As part of Graphene’s commitment to transparency in the VC industry, I’ve shared my thoughts on why I decided to invest in Lyft. These thoughts are my own opinion and not those of Graphene’s.
Lyft recently closed another private financing. This was an unexpected and swift fundraise. I’m proud to say, Graphene Ventures invested again in this financing round.
Exec Summary / TLDR:
1. The market is enormous
The joys of car ownership are fading. The costs of owning a depreciating asset are being reconsidered. Increasingly, urban millennials see vehicle payments, maintenance, insurance, fueling, and parking costs as a burden. The move to Transportation as a Service (TaaS) has a $2.2 Trillion addressable market in the US alone. After home ownership, car ownership is the single highest spend for Americans averaging $9,000 per year.
Shifting any of that $750/month spend toward Lyft’s services-based model makes Lyft a relevant business for decades to come. And the initial data echoed that sentiment. The Land Econ Group’s survey in early 2015 showed 46% of respondents said they would avoid owning a vehicle because of Lyft. And McKinsey predicts $1.5 Trillion in new transport services – a 30% YoY growth over the next 15 years.
2. This is a multi-player market
Given the market size, I expect there will be many players in the TaaS market. Like other large industries (i.e. wireless industry, airlines, etc.), consumers will flock to companies for improved experiences, service differentiation, and brand affinity.
3. Lyft’s product and brand are well received and growing
Drivers prefer driving for Lyft and riders prefer the Lyft brand. In 2016, Lyft grew market share and tripled its ridership. Best of all, this growth was organic; incentive-led ridership declined.
4. Upside is massive & within reach
Lyft’s strong unit economics and fiscal discipline mean the public markets will welcome Lyft’s high-growth story. There’s also a few outlier cases where a large acquisition is a possibility.
For those that want more detail on what other factors Venture Capitalists consider, here’s my deep dive. Hopefully, this helps entrepreneurs better understand how VCs evaluate investment opportunities.
Lyft’s product innovation demonstrated the right understanding of the market.
Lyft was the first ride-sharing player to focus on the mass market. Other competitors initially focused on high-end black car services.
Lyft was the first to focus on the driver side of this two-sided marketplace.
Lyft first offered an option to tip, make same-day payouts (Express Pay), increase the payout amounts to drivers, and provide brand new vehicles for drivers to lease (Express Drive) from their partner and investor GM.
Product adoption grew organically.
In core markets, Lyft was increasing rides/user while offering less marketing incentives.
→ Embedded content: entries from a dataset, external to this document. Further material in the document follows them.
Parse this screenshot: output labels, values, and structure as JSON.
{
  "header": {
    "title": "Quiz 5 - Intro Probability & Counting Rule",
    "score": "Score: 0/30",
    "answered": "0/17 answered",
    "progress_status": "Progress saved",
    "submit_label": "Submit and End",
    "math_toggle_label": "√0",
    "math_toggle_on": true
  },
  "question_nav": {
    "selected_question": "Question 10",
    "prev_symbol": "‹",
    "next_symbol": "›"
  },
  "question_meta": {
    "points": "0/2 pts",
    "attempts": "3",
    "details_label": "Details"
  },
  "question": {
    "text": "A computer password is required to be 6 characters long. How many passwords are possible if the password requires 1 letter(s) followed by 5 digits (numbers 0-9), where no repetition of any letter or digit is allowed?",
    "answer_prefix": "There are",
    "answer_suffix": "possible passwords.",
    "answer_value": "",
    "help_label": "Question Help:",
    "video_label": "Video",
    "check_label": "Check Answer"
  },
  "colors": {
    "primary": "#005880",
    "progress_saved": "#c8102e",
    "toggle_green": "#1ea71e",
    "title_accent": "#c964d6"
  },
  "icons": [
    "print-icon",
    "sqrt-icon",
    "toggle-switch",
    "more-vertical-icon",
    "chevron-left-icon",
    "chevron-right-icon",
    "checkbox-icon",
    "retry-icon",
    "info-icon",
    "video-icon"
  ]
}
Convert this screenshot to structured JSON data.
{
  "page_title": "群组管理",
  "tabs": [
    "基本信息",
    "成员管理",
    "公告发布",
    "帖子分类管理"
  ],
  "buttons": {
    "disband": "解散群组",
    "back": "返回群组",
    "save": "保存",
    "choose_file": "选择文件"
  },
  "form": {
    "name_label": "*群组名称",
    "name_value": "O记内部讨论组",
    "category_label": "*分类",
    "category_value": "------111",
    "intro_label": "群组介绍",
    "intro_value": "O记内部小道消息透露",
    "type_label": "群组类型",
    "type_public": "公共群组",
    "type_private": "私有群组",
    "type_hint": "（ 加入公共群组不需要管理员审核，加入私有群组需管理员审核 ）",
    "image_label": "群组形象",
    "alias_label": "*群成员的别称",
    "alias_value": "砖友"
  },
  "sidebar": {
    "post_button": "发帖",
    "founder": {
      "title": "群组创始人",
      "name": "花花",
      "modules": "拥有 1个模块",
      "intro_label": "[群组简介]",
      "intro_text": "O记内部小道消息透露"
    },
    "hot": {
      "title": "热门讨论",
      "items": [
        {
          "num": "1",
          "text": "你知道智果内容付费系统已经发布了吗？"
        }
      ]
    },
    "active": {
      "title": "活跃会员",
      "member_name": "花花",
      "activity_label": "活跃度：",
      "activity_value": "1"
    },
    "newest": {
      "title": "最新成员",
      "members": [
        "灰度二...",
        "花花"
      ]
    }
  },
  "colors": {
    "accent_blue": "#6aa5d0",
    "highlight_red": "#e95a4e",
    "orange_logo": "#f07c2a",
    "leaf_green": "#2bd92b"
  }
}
This demonstrated that the product was well received and the unit economics looked attractive.
I expect Lyft will continue to be a product leader. I can see a day where monthly subscriptions are commonplace for Lyft riders.
Founders stuck to their original vision, despite market noise.
Since VC is a contrarian sport, then backing founders that are contrarian is paramount. John Zimmer and Logan Green demonstrated a resolute commitment to focusing on what they believe, even when it’s unpopular.
In tracking Lyft’s progress over the past several years, Lyft’s management made the right decision to prioritize the driver experience, to focus on a large domestic market, to be the first to partner with an automobile manufacturer (GM) rather than fight them, to only fundraise when needed, and to focus on unit economics and sustained growth.
Supporting management team is equally impressive.
I’ve had the pleasure to engage with several C-level and mid-level managers at Lyft. The consistency in character and commitment to Lyft’s values is impressive. When doing diligence, I’m always wary of companies with disjointed messaging or inconsistencies in personalities.
This Lyft management team demonstrated they can execute consistently and at scale. They had a strong focus on metrics, which they surpassed every quarter.
Those not intimately connected with the VC industry, often are skeptical of billion dollar valuations for companies less than 10 years old. However, valuations of any asset are always relative to the market. Lyft’s US addressable market is in the trillions (with a T). So, a $7B dollar valuation in a $2.2T TAM would be like a $7M valuation for a company addressing a $2B marketplace.
Additionally, Lyft’s Price to Sales and Price to Earnings ratios are in-line with similar companies that had Lyft’s growth trajectory at this stage.
Like any VC investment, high rewards means high risk. The two risks I considered the most were local regulations and employee classification. Overall, Lyft adds more jobs to the community and provides a much-needed option for supplemental & flexible income.
On the regulation side, Lyft has been very collaborative in working with regulators instead of always trying to fight them. Plus, with the continued population growth in cities, city infrastructure and costs need re-imagining. Lyft’s adoption and innovative approach bode well for its long-term prospects.
If Lyft simply executes on their current market opportunity (mostly consumer), the upside is massive. Consider that at the end of 2015 only 15% of the US had used a ride-share operator and only 51% had heard of the concept. This is still a nascent market.
Beyond that, into the next decade margin growth can come from autonomous driving, monetizing data assets, and transporting goods, not just people.